Это был тучный человек, глаза которого едва проглядывали сквозь узкие щелки. Густая седая борода была роскошной, но росла несколько криво, что дало основание сельчанам говорить про него: «Раматулла-мулла ест сладкое толокно дважды: сначала из посуды, потом из бороды».
Передняя часть двора Раматуллы-муллы, казалось, срослась с окружающим ландшафтом. Искривленные стены согнулись внутрь, казалось, готовые рухнуть. В бесчисленных трещинах, избороздивших стены, выросла верблюжья колючка. Подмороженная первыми осенними заморозками, она свисала вниз.
Раматулла-мулла вышел во двор, чтобы встретить поздних, к тому же непрошенных гостей.
Ходжанепес заискивающим тоном первым поздоровался с муллой. Затем, как положено, коротко поговорили о здоровье, о житье-бытье.
Раматулла-мулла, скрестив руки на ватном полосатом халате, свесил по подбородку конец зеленой чалмы и некоторое время молча пребывал в неподвижности.
— Ну, живы, здоровы? — спросил он, словно ожидая чего-то от странных гостей, так как в такое время к нему приходили за упокой души скончавшегося.
— Слава аллаху, все в порядке. Были недалеко, решили зайти к вам по пути, — сказал Ходжанепес.
Старик продолжал вглядываться в гостей.
— Дедушка, неужели не узнаете?! — воскликнул Ходжанепес и сделал шаг вперед.
— Кто ты?
— Я — Ходжанепес, родственник Эсенбая.
— Очень хорошо, очень хорошо, — заметно оживился старик, — Проходите, проходите, гостями будете, — добавил он, отодвигаясь от двери.
Раматулла-мулла поделился своим утренним чаем, угощая Бабакули и Ходжанепеса.
— Берите все, угощайтесь, — радушно приговаривал Раматулла-мулла.
На крохотной скатерти лежали только три небольших тонких чурека из пшеничной муки, каждый с пиалу.
У голодного Ходжанепеса заурчало в животе от приятного запаха свежего чурека.

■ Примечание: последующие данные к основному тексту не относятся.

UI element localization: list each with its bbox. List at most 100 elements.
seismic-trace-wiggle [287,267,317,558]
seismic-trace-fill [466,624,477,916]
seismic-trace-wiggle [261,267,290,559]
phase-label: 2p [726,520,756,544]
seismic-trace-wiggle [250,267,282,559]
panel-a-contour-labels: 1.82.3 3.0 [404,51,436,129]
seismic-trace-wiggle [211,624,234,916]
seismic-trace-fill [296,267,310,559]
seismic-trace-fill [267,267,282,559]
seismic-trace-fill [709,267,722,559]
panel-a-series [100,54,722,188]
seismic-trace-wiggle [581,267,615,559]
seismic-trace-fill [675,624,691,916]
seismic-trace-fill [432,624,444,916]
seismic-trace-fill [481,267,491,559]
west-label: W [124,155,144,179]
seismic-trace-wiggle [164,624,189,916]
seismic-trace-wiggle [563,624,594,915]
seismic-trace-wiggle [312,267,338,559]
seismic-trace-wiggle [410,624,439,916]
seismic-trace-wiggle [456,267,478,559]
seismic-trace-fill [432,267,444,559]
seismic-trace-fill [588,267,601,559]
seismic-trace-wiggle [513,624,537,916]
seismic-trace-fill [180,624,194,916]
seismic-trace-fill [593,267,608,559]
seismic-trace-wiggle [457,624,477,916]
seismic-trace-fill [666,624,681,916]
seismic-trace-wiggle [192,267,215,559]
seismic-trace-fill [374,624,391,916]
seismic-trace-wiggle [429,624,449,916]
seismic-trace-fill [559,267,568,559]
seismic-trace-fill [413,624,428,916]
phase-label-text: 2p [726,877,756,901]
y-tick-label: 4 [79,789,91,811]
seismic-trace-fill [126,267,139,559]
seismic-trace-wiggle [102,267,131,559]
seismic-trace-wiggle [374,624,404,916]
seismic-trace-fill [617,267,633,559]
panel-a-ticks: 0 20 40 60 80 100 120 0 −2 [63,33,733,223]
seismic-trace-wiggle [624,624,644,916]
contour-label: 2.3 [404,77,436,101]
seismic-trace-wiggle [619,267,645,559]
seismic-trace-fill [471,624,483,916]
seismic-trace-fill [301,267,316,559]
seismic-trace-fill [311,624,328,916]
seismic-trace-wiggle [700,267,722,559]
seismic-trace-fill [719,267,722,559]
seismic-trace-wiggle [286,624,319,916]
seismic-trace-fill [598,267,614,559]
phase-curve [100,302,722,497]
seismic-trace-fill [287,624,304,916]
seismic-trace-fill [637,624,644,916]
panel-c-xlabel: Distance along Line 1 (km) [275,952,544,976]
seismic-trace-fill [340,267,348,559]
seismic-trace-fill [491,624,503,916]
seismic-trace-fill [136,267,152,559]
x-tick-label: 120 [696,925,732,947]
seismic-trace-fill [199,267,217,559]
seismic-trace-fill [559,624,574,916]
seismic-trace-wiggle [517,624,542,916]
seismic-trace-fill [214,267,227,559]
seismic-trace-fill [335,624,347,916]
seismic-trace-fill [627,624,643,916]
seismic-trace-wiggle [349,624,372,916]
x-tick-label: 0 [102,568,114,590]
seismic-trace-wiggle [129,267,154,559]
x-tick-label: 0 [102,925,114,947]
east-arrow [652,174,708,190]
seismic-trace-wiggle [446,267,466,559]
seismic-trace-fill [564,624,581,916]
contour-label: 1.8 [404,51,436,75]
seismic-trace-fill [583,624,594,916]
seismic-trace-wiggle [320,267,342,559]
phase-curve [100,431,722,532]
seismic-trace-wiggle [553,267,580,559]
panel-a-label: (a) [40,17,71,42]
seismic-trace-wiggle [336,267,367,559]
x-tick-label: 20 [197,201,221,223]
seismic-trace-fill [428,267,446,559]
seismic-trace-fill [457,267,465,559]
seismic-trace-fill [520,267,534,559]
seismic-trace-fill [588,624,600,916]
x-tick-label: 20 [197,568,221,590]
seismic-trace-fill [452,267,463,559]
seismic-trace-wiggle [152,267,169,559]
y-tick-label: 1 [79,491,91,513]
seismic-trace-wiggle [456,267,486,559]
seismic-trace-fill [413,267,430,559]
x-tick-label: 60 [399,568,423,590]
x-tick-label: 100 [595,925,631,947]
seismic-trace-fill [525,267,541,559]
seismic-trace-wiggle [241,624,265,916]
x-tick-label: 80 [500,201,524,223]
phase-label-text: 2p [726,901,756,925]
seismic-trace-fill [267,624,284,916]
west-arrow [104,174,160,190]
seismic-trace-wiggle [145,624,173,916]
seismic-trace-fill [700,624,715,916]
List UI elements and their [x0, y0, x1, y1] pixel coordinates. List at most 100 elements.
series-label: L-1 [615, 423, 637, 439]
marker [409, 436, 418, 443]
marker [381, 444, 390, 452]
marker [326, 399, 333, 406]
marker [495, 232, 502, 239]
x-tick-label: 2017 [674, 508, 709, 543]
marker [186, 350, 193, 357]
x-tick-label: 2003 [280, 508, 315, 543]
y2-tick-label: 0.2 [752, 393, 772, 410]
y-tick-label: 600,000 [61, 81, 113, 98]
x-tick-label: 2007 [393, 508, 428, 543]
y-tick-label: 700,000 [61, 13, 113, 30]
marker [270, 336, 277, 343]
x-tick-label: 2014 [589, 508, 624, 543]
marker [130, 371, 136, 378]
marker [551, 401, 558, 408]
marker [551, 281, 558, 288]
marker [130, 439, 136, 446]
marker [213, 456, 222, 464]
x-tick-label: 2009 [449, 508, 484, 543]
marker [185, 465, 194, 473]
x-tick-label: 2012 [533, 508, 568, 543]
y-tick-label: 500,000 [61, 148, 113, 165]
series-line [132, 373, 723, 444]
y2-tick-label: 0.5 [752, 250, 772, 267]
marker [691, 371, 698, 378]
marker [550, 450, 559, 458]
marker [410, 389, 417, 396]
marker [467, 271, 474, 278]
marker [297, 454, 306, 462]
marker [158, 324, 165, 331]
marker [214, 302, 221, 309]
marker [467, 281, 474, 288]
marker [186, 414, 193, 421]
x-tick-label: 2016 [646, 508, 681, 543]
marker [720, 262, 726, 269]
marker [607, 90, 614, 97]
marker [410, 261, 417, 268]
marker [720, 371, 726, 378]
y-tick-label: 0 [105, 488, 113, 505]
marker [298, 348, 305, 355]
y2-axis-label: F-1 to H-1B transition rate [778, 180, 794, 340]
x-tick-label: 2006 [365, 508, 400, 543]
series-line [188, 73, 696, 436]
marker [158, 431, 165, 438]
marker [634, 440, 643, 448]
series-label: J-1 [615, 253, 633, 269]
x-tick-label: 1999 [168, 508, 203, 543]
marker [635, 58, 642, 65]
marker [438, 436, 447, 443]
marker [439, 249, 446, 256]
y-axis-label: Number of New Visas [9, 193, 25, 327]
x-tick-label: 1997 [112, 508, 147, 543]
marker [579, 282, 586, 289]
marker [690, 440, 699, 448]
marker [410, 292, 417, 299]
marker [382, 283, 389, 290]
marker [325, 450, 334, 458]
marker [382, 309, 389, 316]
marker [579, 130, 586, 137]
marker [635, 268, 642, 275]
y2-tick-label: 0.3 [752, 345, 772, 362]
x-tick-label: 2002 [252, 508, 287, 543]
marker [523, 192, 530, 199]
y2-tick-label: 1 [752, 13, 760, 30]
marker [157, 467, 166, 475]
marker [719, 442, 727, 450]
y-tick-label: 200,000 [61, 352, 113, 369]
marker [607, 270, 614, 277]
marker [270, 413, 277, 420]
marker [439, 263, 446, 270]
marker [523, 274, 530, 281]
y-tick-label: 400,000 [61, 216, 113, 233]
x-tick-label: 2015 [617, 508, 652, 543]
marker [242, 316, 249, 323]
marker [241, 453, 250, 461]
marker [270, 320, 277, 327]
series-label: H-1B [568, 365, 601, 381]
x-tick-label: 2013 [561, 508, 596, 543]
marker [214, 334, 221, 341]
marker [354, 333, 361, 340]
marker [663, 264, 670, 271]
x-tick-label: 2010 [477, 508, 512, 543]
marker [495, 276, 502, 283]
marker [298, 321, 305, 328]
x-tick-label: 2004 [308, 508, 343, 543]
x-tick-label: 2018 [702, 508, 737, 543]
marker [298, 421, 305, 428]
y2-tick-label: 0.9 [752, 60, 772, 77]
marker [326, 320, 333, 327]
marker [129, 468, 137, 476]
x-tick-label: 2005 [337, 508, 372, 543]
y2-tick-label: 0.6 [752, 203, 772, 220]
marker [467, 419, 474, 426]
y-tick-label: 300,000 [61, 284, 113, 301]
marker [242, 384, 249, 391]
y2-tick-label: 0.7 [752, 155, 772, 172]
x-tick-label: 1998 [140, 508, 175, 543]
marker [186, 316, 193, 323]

Взяв ближайший, он сложил его вдвое и, почти не прожевывая, проглотил. Бабакули посмотрел на него с усмешкой и укоризненно покачал головой.
Чтобы выйти из неловкого положения, Бабакули, который был неграмотен, как и Ходжанепес, протянул мулле письмо, обнаруженное в кувшине, и попросил:
— Прочитайте, пожалуйста. Нам нужно знать, что на этом листке написано.
Раматулла, приблизив письмо к лицу, сощурил свои и без того узкие, как щелочки глаза:
— Да разве в этой тьме разглядишь, что здесь нацарапано? Надо выйти во двор, тут я ничего не вижу.